Mogło być różnie. Zorganizowany w ramach krakowskiego projektu kulturalnego "Sześć zmysłów" festiwal to pierwsza impreza nastawiona ściśle na promocję teatru - tego, co najbardziej lokalne, hermetyczne, osadzone w narodowym kontekście. Zaprezentowano na nim spektakle wybrane przez szerokie grono krytyków (oprócz Lupy, Augustynowicz, Tomaszuka i Klaty także przedstawienia Michała Zadary, Moniki Strzępki, Michała Borczucha, Pawła Passiniego), najlepsze produkcje scen krakowskich, kilka "przedstawień-gadżetów" (jak muzyczny "Stolik" Karbido i pantomimiczny "Utwór sentymentalny na czterech aktorów" Montowni), dwie premiery ("ID" Marcina Libera i "Wszystkie rodzaje śmierci" Pawła Passiniego) oraz cztery spektakle "egzotyczne" (z RPA, Iranu, Indii, Kolumbii), prezentujące skrajnie odmienną wrażliwość i myślenie o widowisku.

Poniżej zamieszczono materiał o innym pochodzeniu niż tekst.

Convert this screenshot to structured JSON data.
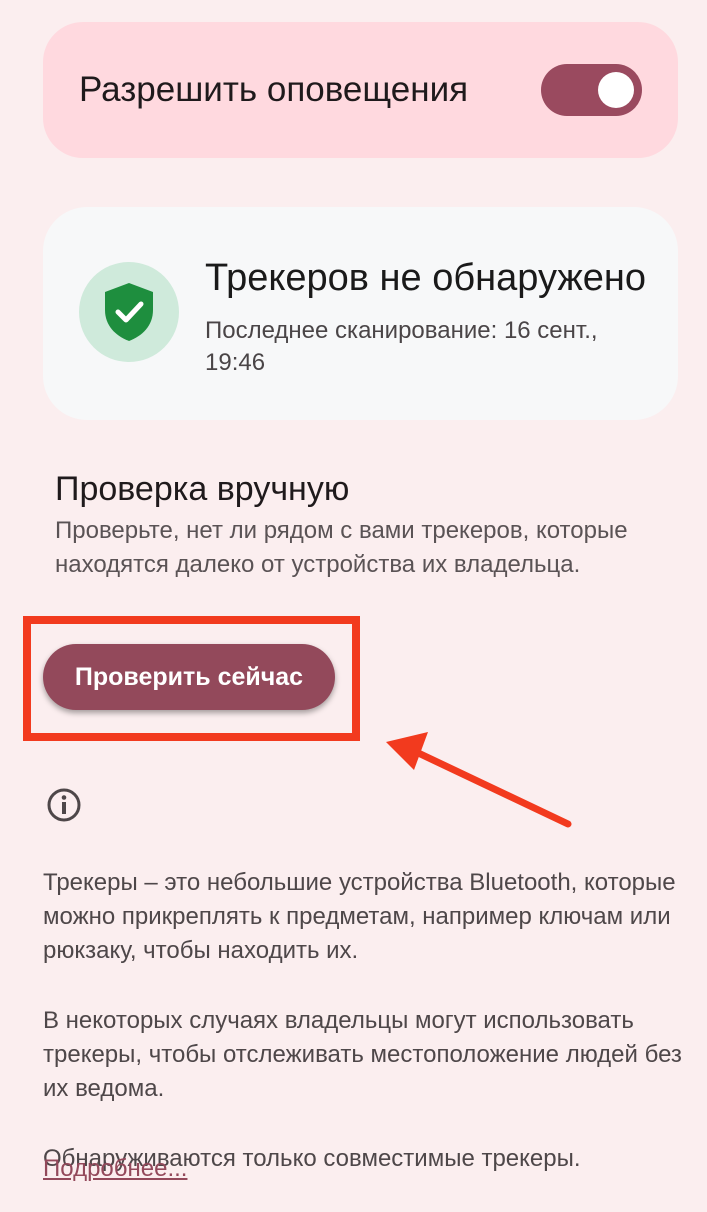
{
  "notifications": {
    "label": "Разрешить оповещения",
    "enabled": true
  },
  "status": {
    "title": "Трекеров не обнаружено",
    "subtitle": "Последнее сканирование: 16 сент., 19:46",
    "icon": "shield-check-icon"
  },
  "manual": {
    "title": "Проверка вручную",
    "description": "Проверьте, нет ли рядом с вами трекеров, которые находятся далеко от устройства их владельца.",
    "button_label": "Проверить сейчас"
  },
  "info": {
    "icon": "info-icon",
    "paragraphs": [
      "Трекеры – это небольшие устройства Bluetooth, которые можно прикреплять к предметам, например ключам или рюкзаку, чтобы находить их.",
      "В некоторых случаях владельцы могут использовать трекеры, чтобы отслеживать местоположение людей без их ведома.",
      "Обнаруживаются только совместимые трекеры."
    ],
    "link_label": "Подробнее..."
  },
  "colors": {
    "accent": "#93495b",
    "highlight": "#f23a1e",
    "toggle_card": "#ffd9df",
    "shield": "#1e8e3e"
  }
}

Taka nieoczywista kombinacja wcale nie musiała obrócić się na korzyść spektakli, które przyzwyczailiśmy się uważać za "najlepsze z najlepszych". To, że polscy fani Krystiana Lupy znoszą bez problemu ośmiogodzinne "seanse", nie dawało gwarancji na aplauz niezależnych ekspertów. Treść burleski "Był sobie Polak, Polak, Polak i Diabeł" (gdzie postkomunizm i stan wojenny mieszają się z problemem emigracji zarobkowej, pedofilii w Kościele, dresiarzy, pamięci Holocaustu), "Wesela" i poświęconego dzieciom Wyspiańskiego "Odpoczywania" mogła dla kilkudziesięciu zgromadzonych w Krakowie krytyków, kuratorów i dyrektorów festiwali z całego świata pozostać całkowicie niezrozumiała.

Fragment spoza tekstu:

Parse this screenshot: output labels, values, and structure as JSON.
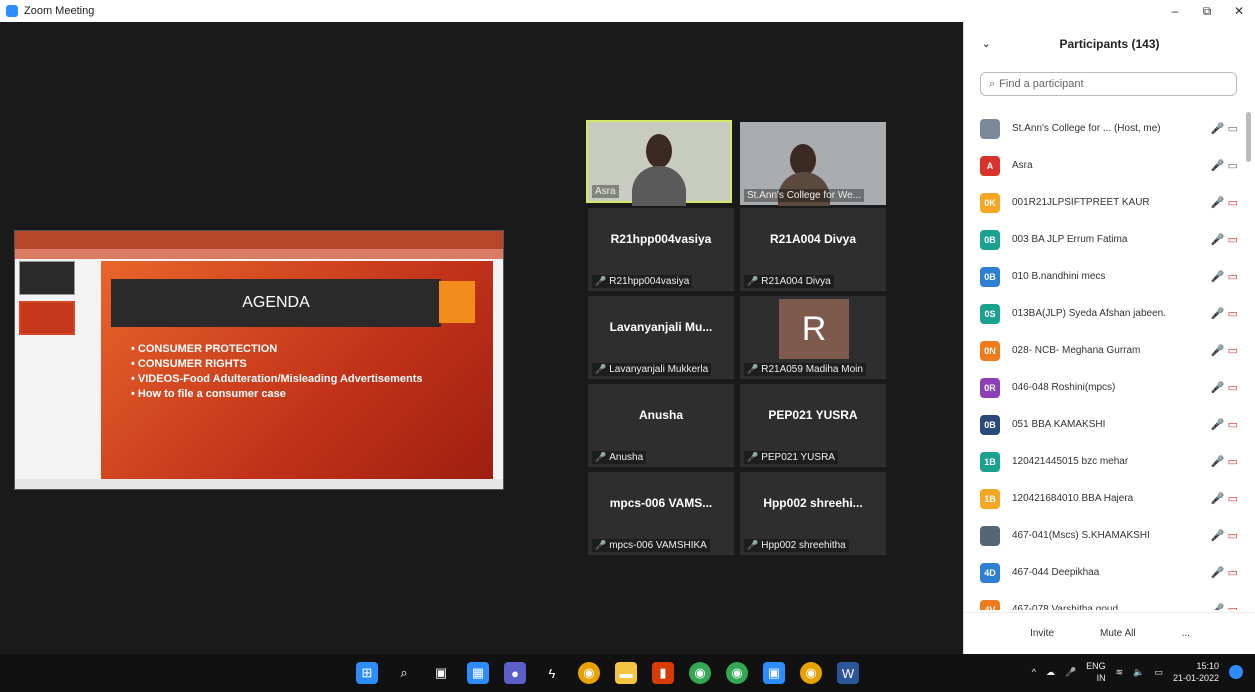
{
  "window": {
    "title": "Zoom Meeting",
    "controls": [
      "–",
      "⧉",
      "✕"
    ]
  },
  "slide": {
    "title": "AGENDA",
    "bullets": [
      "• CONSUMER PROTECTION",
      "• CONSUMER RIGHTS",
      "• VIDEOS-Food Adulteration/Misleading Advertisements",
      "• How to file a consumer case"
    ]
  },
  "tiles": [
    {
      "label": "Asra",
      "big": ""
    },
    {
      "label": "St.Ann's College for We...",
      "big": ""
    },
    {
      "label": "R21hpp004vasiya",
      "big": "R21hpp004vasiya"
    },
    {
      "label": "R21A004 Divya",
      "big": "R21A004 Divya"
    },
    {
      "label": "Lavanyanjali Mukkerla",
      "big": "Lavanyanjali Mu..."
    },
    {
      "label": "R21A059 Madiha Moin",
      "big": "R"
    },
    {
      "label": "Anusha",
      "big": "Anusha"
    },
    {
      "label": "PEP021 YUSRA",
      "big": "PEP021 YUSRA"
    },
    {
      "label": "mpcs-006 VAMSHIKA",
      "big": "mpcs-006 VAMS..."
    },
    {
      "label": "Hpp002 shreehitha",
      "big": "Hpp002 shreehi..."
    }
  ],
  "participants": {
    "header": "Participants (143)",
    "search_placeholder": "Find a participant",
    "rows": [
      {
        "initials": "",
        "color": "#7a8a9a",
        "name": "St.Ann's College for ... (Host, me)",
        "icons": "🎤 ▭"
      },
      {
        "initials": "A",
        "color": "#d9342b",
        "name": "Asra",
        "icons": "🎤 ▭"
      },
      {
        "initials": "0K",
        "color": "#f5a623",
        "name": "001R21JLPSIFTPREET KAUR",
        "icons": "🎤 ▭"
      },
      {
        "initials": "0B",
        "color": "#1aa190",
        "name": "003 BA JLP Errum Fatima",
        "icons": "🎤 ▭"
      },
      {
        "initials": "0B",
        "color": "#2d7fd3",
        "name": "010 B.nandhini mecs",
        "icons": "🎤 ▭"
      },
      {
        "initials": "0S",
        "color": "#1aa190",
        "name": "013BA(JLP) Syeda Afshan jabeen.",
        "icons": "🎤 ▭"
      },
      {
        "initials": "0N",
        "color": "#f07b1d",
        "name": "028- NCB- Meghana Gurram",
        "icons": "🎤 ▭"
      },
      {
        "initials": "0R",
        "color": "#8b3fb5",
        "name": "046-048 Roshini(mpcs)",
        "icons": "🎤 ▭"
      },
      {
        "initials": "0B",
        "color": "#2a4a7a",
        "name": "051 BBA KAMAKSHI",
        "icons": "🎤 ▭"
      },
      {
        "initials": "1B",
        "color": "#1aa190",
        "name": "120421445015 bzc mehar",
        "icons": "🎤 ▭"
      },
      {
        "initials": "1B",
        "color": "#f5a623",
        "name": "120421684010 BBA Hajera",
        "icons": "🎤 ▭"
      },
      {
        "initials": "",
        "color": "#556677",
        "name": "467-041(Mscs) S.KHAMAKSHI",
        "icons": "🎤 ▭"
      },
      {
        "initials": "4D",
        "color": "#2d7fd3",
        "name": "467-044 Deepikhaa",
        "icons": "🎤 ▭"
      },
      {
        "initials": "4V",
        "color": "#f07b1d",
        "name": "467-078 Varshitha goud",
        "icons": "🎤 ▭"
      }
    ],
    "invite_label": "Invite",
    "mute_all_label": "Mute All",
    "more_label": "..."
  },
  "taskbar": {
    "lang": "ENG",
    "region": "IN",
    "time": "15:10",
    "date": "21-01-2022"
  }
}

Tymczasem to właśnie "Wesele" - mistyczne, wizyjne, zanurzone w polskiej mitologii - wywołało największy entuzjazm jurorów, jako tekst uniwersalny, nowoczesny, aktualny politycznie. "Był sobie Polak " i "Wierszalin" otrzymały już zaproszenie na festiwal do Seulu. "Faktory 2" zostanie prawdopodobnie pokazany w Los Angeles. Zadara lub Klata trafią do chorwackiej Rijeki, swoje plany wobec polskich spektakli mają też dyrektorzy festiwali w Dublinie i Wiedniu. Zaskoczeniem i świadectwem świetnej organizacji są losy spektaklu "Versus. W gęstwinie miast" Radosława Rychcika z Teatru Nowego w Krakowie. Przedstawienie nie było przewidziane w programie, premierę miało dopiero w trakcie festiwalu. Wywołało jednak "na mieście" tak żywy entuzjazm, że dyrektor Bartosz Szydłowski zdecydował się zorganizować specjalny, poranny pokaz dla gości festiwalu. Wynik - "Versus" jedzie do Nowego Jorku, a zagraniczni krytycy i kuratorzy wyjeżdżają z Krakowa z poszerzonym obrazem możliwości polskiego teatru, otwartą wyobraźnią, zapasem dobrej energii, zachłannością na więcej.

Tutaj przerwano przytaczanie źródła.